Divulgação/Site oficial
Jerome Ducros (esq.) e Fabien Barthez (dir.), os chefões do US Luzenac Imagem: Divulgação/Site oficial

Do UOL, em São Paulo

2014-04-29T06:00:00

29/04/2014 06h00

Um time consegue o acesso inédito e inesperado à segunda divisão da França, feito que merece muita comemoração por parte dos torcedores em qualquer lugar do mundo. Mas a festa é pequena demais. Estranho? Seria, se esse time não fosse de uma cidade que possui apenas 649 habitantes e sequer pode jogar em seu estádio, muito pequeno.

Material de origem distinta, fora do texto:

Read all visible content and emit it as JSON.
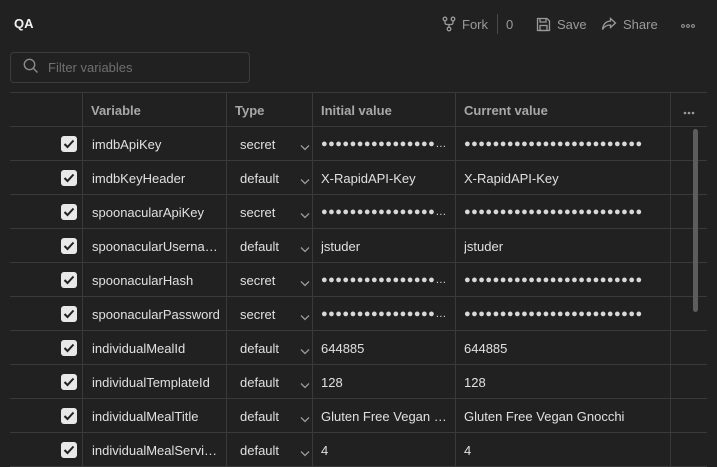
{
  "header": {
    "title": "QA",
    "fork_label": "Fork",
    "fork_count": "0",
    "save_label": "Save",
    "share_label": "Share"
  },
  "filter": {
    "placeholder": "Filter variables"
  },
  "table": {
    "columns": [
      "Variable",
      "Type",
      "Initial value",
      "Current value"
    ]
  },
  "rows": [
    {
      "variable": "imdbApiKey",
      "type": "secret",
      "initial": "●●●●●●●●●●●●●●●●●●●●●●●●●",
      "current": "●●●●●●●●●●●●●●●●●●●●●●●●●",
      "checked": true
    },
    {
      "variable": "imdbKeyHeader",
      "type": "default",
      "initial": "X-RapidAPI-Key",
      "current": "X-RapidAPI-Key",
      "checked": true
    },
    {
      "variable": "spoonacularApiKey",
      "type": "secret",
      "initial": "●●●●●●●●●●●●●●●●●●●●●●●●●",
      "current": "●●●●●●●●●●●●●●●●●●●●●●●●●",
      "checked": true
    },
    {
      "variable": "spoonacularUsername",
      "type": "default",
      "initial": "jstuder",
      "current": "jstuder",
      "checked": true
    },
    {
      "variable": "spoonacularHash",
      "type": "secret",
      "initial": "●●●●●●●●●●●●●●●●●●●●●●●●●",
      "current": "●●●●●●●●●●●●●●●●●●●●●●●●●",
      "checked": true
    },
    {
      "variable": "spoonacularPassword",
      "type": "secret",
      "initial": "●●●●●●●●●●●●●●●●●●●●●●●●●",
      "current": "●●●●●●●●●●●●●●●●●●●●●●●●●",
      "checked": true
    },
    {
      "variable": "individualMealId",
      "type": "default",
      "initial": "644885",
      "current": "644885",
      "checked": true
    },
    {
      "variable": "individualTemplateId",
      "type": "default",
      "initial": "128",
      "current": "128",
      "checked": true
    },
    {
      "variable": "individualMealTitle",
      "type": "default",
      "initial": "Gluten Free Vegan Gnocchi",
      "current": "Gluten Free Vegan Gnocchi",
      "checked": true
    },
    {
      "variable": "individualMealServings",
      "type": "default",
      "initial": "4",
      "current": "4",
      "checked": true
    }
  ]
}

Por trás desse cenário de miudezas está um grande nome do futebol mundial: Fabien Barthez, o goleiro campeão da Copa do Mundo de 1998 pela França, algoz do Brasil na final. O ex-jogador francês é o principal responsável pela classificação histórica do menor time a conseguir tal feito.

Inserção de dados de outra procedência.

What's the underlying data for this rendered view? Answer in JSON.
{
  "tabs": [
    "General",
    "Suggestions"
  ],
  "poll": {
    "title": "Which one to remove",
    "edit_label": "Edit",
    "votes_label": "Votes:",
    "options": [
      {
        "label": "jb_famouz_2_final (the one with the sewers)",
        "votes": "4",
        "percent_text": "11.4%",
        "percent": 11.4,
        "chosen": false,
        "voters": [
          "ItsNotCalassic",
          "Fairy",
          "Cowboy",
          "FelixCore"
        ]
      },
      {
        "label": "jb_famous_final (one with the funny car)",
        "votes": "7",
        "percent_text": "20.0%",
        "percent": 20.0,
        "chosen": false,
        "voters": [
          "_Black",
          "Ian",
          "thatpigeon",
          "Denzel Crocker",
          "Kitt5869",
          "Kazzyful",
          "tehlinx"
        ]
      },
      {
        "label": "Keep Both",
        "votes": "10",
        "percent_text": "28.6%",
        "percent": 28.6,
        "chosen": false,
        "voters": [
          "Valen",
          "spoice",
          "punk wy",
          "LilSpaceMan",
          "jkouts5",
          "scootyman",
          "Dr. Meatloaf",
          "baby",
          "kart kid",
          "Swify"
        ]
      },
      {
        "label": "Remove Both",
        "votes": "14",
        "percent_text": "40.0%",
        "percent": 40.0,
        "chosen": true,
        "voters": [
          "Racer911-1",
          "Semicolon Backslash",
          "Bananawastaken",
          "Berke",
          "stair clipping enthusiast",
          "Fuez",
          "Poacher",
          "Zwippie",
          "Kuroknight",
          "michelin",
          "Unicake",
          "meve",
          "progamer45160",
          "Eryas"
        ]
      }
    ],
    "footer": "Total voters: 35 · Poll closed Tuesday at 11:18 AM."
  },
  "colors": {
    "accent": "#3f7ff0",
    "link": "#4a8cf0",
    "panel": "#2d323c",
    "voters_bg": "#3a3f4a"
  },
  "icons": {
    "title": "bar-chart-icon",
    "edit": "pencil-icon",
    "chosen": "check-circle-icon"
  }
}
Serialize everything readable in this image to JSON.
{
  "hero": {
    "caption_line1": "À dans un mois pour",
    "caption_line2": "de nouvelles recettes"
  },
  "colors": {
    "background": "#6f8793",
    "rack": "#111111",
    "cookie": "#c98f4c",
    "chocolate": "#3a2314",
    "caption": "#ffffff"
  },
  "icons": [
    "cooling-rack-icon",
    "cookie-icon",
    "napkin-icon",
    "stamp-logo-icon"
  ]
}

Barthez é presidente de honra do US Luzenac, equipe que disputará a segunda divisão do Francês na próxima temporada e fica na cidade de mesmo nome, na região de Ariège e perto de Lavelanet, terra do ex-goleiro.

Foi ele quem usou seu nome e sua influência para atrair jogadores dispensados ou encostados em times da primeira e segunda divisões. Deu certo. Liderado por seu “Samuel Eto’o genérico”, o camaronês Ande N’doh, artilheiro com 21 gols, o Luzenac se prepara agora para um novo cenário.

A equipe vai continuar jogando fora de sua cidade. E isso não será novidade. Durante a campanha pela terceira divisão, o Luzenac foi forçado pela federação francesa a deixar o estádio local, o Stade Paul Fédou. Com uma pequena arquibancada, sua capacidade era de apenas 1,6 mil lugares, ou quase três vezes a população da vila.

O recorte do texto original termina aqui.